House price rises for properties on the troubled Southern Rail network are slowing compared to the rest of the UK, according to research by online estate agent eMoov.
Southern Rail’s decreasing service levels have led to many delays and cancellations as a result of a dispute between management and workers.
EMoov found that average UK house prices rose 7.6 per cent in the last year.
But houses on the Southern Rail network rose by an average of 6.5 per cent.
In the last six months, when Southern Rail service chaos reached its peak, the average UK house price rose 3 per cent. But houses on the Southern network rose just 1.4 per cent.
An eMoov statement says: “But the salt in the wound is the cost of the property itself. With an average price of £447,539 across the Southern Rail network, homeowners are paying above the odds for their property, only for its potential to be blighted by an external factor such as an inadequate train operator.”
EMoov chief executive Russell Quirk says: “This research really highlights the impact external factors can have on a property’s value in the market. Often, the close proximity of good commuter links into London, in particular, can help increase the asking price of a property.

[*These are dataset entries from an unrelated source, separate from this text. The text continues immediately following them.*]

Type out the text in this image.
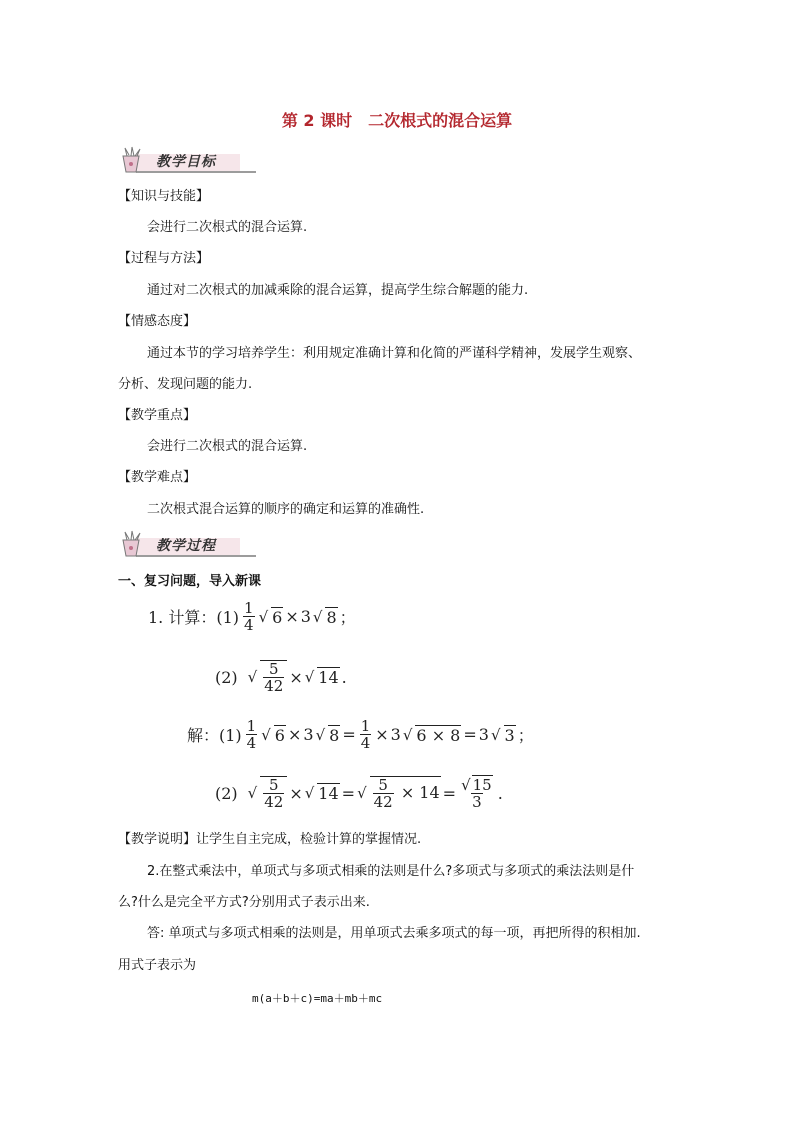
第 2 课时　二次根式的混合运算
教学目标
【知识与技能】
会进行二次根式的混合运算.
【过程与方法】
通过对二次根式的加减乘除的混合运算，提高学生综合解题的能力.
【情感态度】
通过本节的学习培养学生：利用规定准确计算和化简的严谨科学精神，发展学生观察、
分析、发现问题的能力.
【教学重点】
会进行二次根式的混合运算.
【教学难点】
二次根式混合运算的顺序的确定和运算的准确性.
教学过程
一、复习问题，导入新课
1. 计算：$(1) \frac{1}{4}$ √ 6 × 3 √ 8 ；
(2) √ $\frac{5}{42}$ × √ 14 .
解：$(1) \frac{1}{4}$ √ 6 × 3 √ $8 = \frac{1}{4} \times 3$ √ 6 × 8 = 3 √ 3 ；
(2) √ $\frac{5}{42}$ × √ 14 = √ $\frac{5}{42} \times 14 = \frac{√ 15}{3}$ .
【教学说明】让学生自主完成，检验计算的掌握情况.
2.在整式乘法中，单项式与多项式相乘的法则是什么?多项式与多项式的乘法法则是什
么?什么是完全平方式?分别用式子表示出来.
答: 单项式与多项式相乘的法则是，用单项式去乘多项式的每一项，再把所得的积相加.
用式子表示为
m(a＋b＋c)=ma＋mb＋mc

“In this instance, strike action, poor service, cancelled trains and long delays have had the reverse effect to property prices on the Southern Rail network.”
EMoov collected the average price paid and value change surrounding each station across all nine of the Southern Rail network lines.
The research looked at the price growth over the last 12 months, as well as the last six, comparing each line on Southern Rail and the network as a whole, to price growth across England during the same time periods.